Concentrated more than diluted

08

Experience more than tangible goods
Consumerism tends to focus on material goods, when in fact consumers realize the importance of sensations, experiences, emotions and social interaction — which can leave a lasting mark on our memory. On commemorative dates, spend time with family and friends instead of giving presents for example.
A second set of 4 paths requires businesses to change how they operate and share value:

09

Cooperation more than competition
By adopting collaborative strategies (as opposed to competition), businesses can speed up changes in the way they produce and in their products and markets. In doing so, they can also contribute to finding swift solutions to problems linked to the negative impacts of the manufacture, use and disposal of goods.

10

Advertising not geared towards consumerism
Most advertising is aimed at selling a given product or service. However, it doesn’t need to promote the UNsustainability inherent in impulse buying, disregarding consumers’ real needs. Advertising can raise awareness, address well-being needs and provide consumers the information they need to make informed decisions based on what they judge best for themselves, society as a whole, the economy and the environment.

11

Businesses disclosing the socioenvironmental impacts of their products / services
The better consumers are informed, the easier it is for them to take into account the impacts of their consumption when buying a product or service.

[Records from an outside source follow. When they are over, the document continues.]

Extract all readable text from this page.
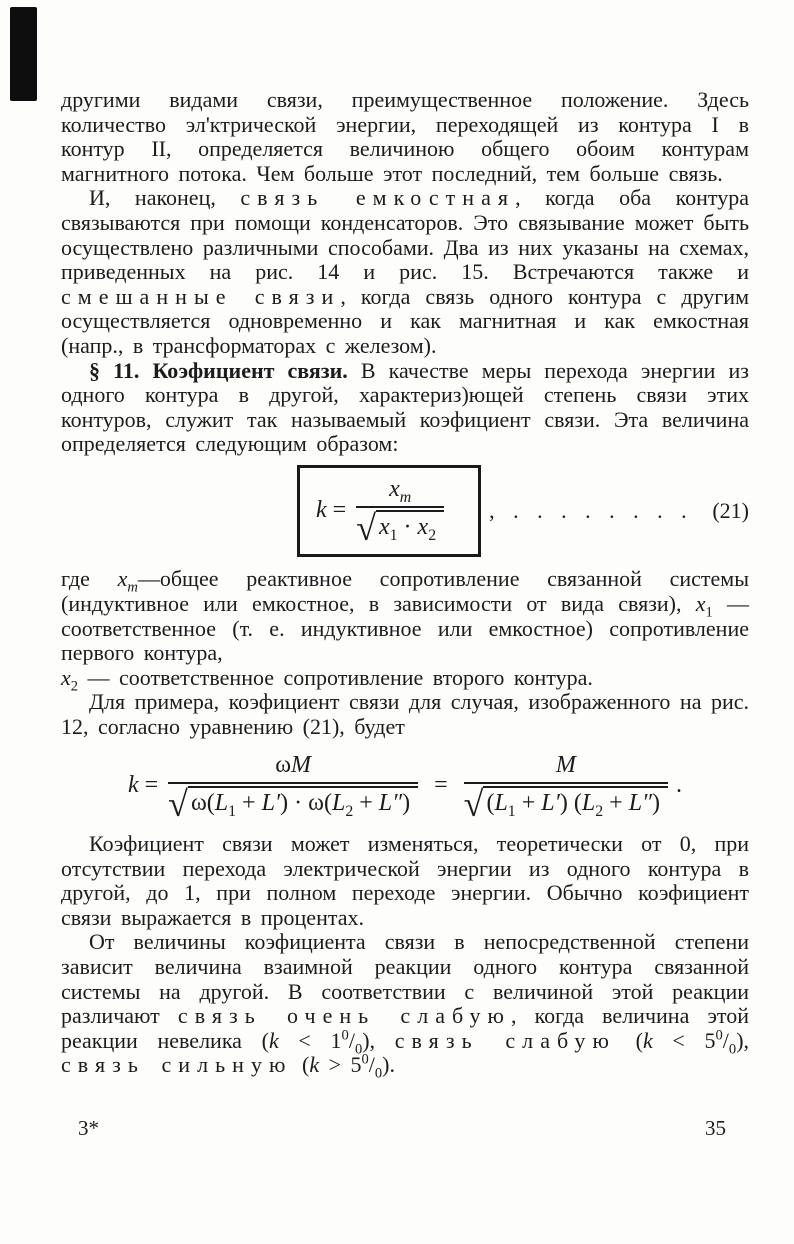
другими видами связи, преимущественное положение. Здесь количество эл'ктрической энергии, переходящей из контура I в контур II, определяется величиною общего обоим контурам магнитного потока. Чем больше этот последний, тем больше связь.

И, наконец, связь емкостная, когда оба контура связываются при помощи конденсаторов. Это связывание может быть осуществлено различными способами. Два из них указаны на схемах, приведенных на рис. 14 и рис. 15. Встречаются также и смешанные связи, когда связь одного контура с другим осуществляется одновременно и как магнитная и как емкостная (напр., в трансформаторах с железом).

§ 11. Коэфициент связи. В качестве меры перехода энергии из одного контура в другой, характериз)ющей степень связи этих контуров, служит так называемый коэфициент связи. Эта величина определяется следующим образом:

$k = \frac{x_m}{√ x_1 \cdot x_2}$ , . . . . . . . . (21)

где $x_m—общее$ реактивное сопротивление связанной системы (индуктивное или емкостное, в зависимости от вида связи), $x_1$ — соответственное (т. е. индуктивное или емкостное) сопротивление первого контура,

$x_2$ — соответственное сопротивление второго контура.

Для примера, коэфициент связи для случая, изображенного на рис. 12, согласно уравнению (21), будет

$k = \frac{\omega M}{√ \omega(L_1 + L') \cdot \omega(L_2 + L'')} = \frac{M}{√ (L_1 + L') (L_2 + L'')}$ .

Коэфициент связи может изменяться, теоретически от 0, при отсутствии перехода электрической энергии из одного контура в другой, до 1, при полном переходе энергии. Обычно коэфициент связи выражается в процентах.

От величины коэфициента связи в непосредственной степени зависит величина взаимной реакции одного контура связанной системы на другой. В соответствии с величиной этой реакции различают связь очень слабую, когда величина этой реакции невелика $(k < 1^0/_0)$, связь слабую $(k < 5^0/_0)$, связь сильную $(k > 5^0/_0)$.

3*	35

Active business transparency therefore consists of the desire to disclose all the impacts derived from the production, use and disposal of goods and services, helping consumers make better choices.

12

Businesses sharing value fairly among all stakeholders
The idea of creating shared value is a shift from the limited value creation approach, geared towards shareholder interests, to a broader social approach focused on the creation and sharing of value between the company and diverse stakeholders: staff, clients, suppliers, local communities and the wider society.
A third set of 3 paths demands changes in the way life in society is organized:

13

Managing our time to strike a balance between work, education, affective relations and leisure
Effectively dividing our time between various activities is essential for maintaining physical, mental and spiritual well-being. Businesses, governments and society should therefore offer alternatives that enable people to achieve a healthy balance between work, education, affective relations, spiritual development, creative idleness and leisure. Businesses can contribute by introducing flexible working hours or allowing staff to work at home, for example, helping people to make better use of their time across all the key elements of a humanized life.

14

Global workload reduced and redistributed
The 40-hour working week has endured around practically the whole world since 1890, despite enormous advances in science and technology and productivity gains. The maintenance of the working week has meant that these gains in productivity have not been passed on to workers, leading to growing income concentration, benefiting only a few. Reducing and redistributing the global workload is essential to achieving the fairer distribution of productivity gains.
Contemporary society is characterized by excessive consumption, workloads, waste and other environmental impacts, and the unfair distribution of the benefits of development. Replacing excess with sufficiency across all aspects of life is one of the lifestyle changes needed to ensure that there is enough, for everyone, forever.